Hi folks…hoping someone can help clear up some confusion for me. We are buying a home that has a Heat and Glo Cosmo and wanted to change it out for a Mezzo. Someone mentioned that Mezzo uses DVP pipes and Cosmo has SLP. We have a fairly long run (with tight turns) through the family room to attic, so don’t want to swap out all the venting pipes. Is it true that the only way to get a Mezzo would be to swap all DVP for SLP or is there an easy connector that would allow me to keep the current pipes and swap the fireplace out? Thanks!


----------



## DAKSY (Nov 28, 2021)

You will have to contact your local H&G dealer & ask the Service Manager that question.
There may very well be an adapter available but it would have to be approved by H&G.


----------



## Lennox65 (Nov 29, 2021)

Evanston45 said:


> Hi folks…hoping someone can help clear up some confusion for me. We are buying a home that has a Heat and Glo Cosmo and wanted to change it out for a Mezzo. Someone mentioned that Mezzo uses DVP pipes and Cosmo has SLP. We have a fairly long run (with tight turns) through the family room to attic, so don’t want to swap out all the venting pipes.

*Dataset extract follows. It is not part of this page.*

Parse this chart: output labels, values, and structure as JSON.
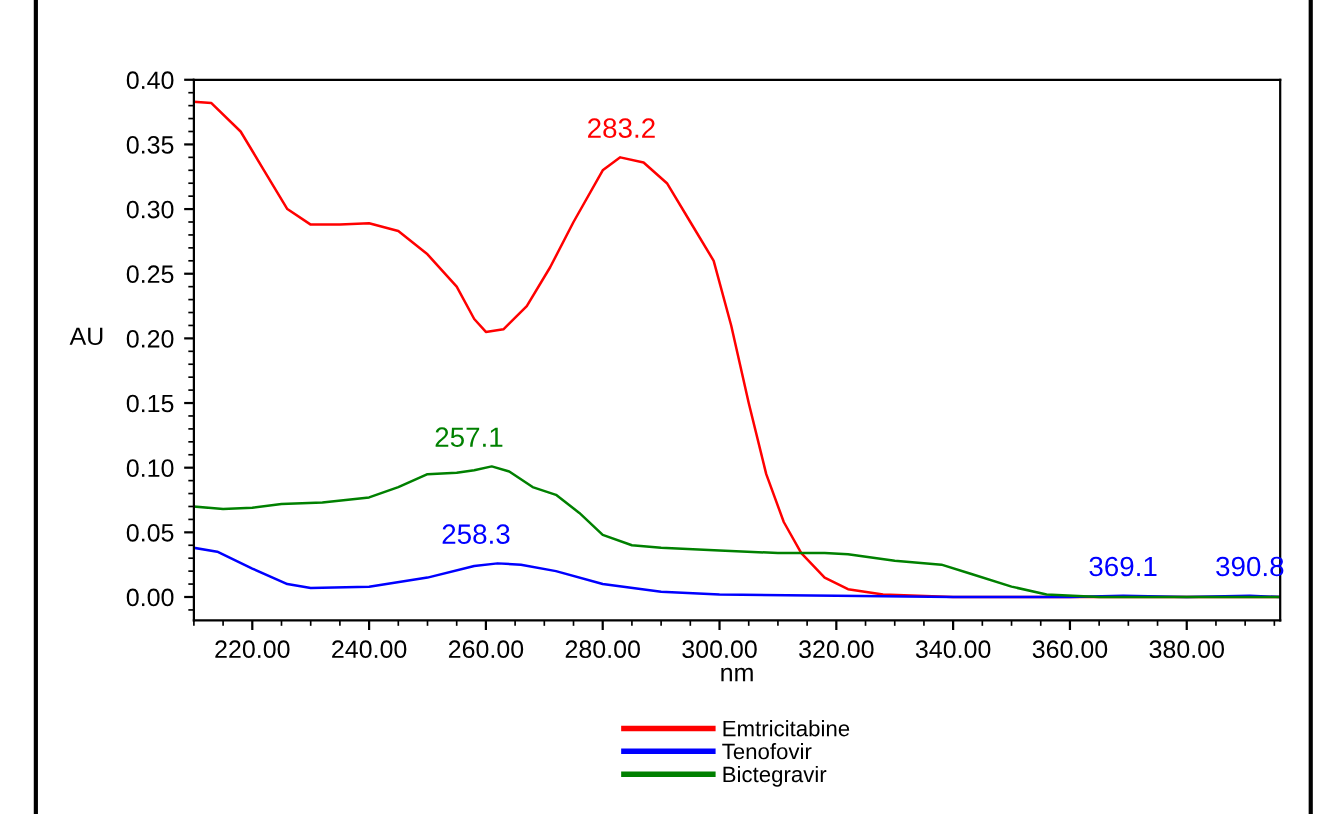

Is it true that the only way to get a Mezzo would be to swap all DVP for SLP or is there an easy connector that would allow me to keep the current pipes and swap the fireplace out? Thanks!


In some cases on some fireplaces, an adapter can be used to convert from DVP to SLP pipe but the Mezzo is not one of them. The only way to use that SLP pipe for a Mezzo would involve adding a power vent which would add at least $1500.00 to the cost.


----------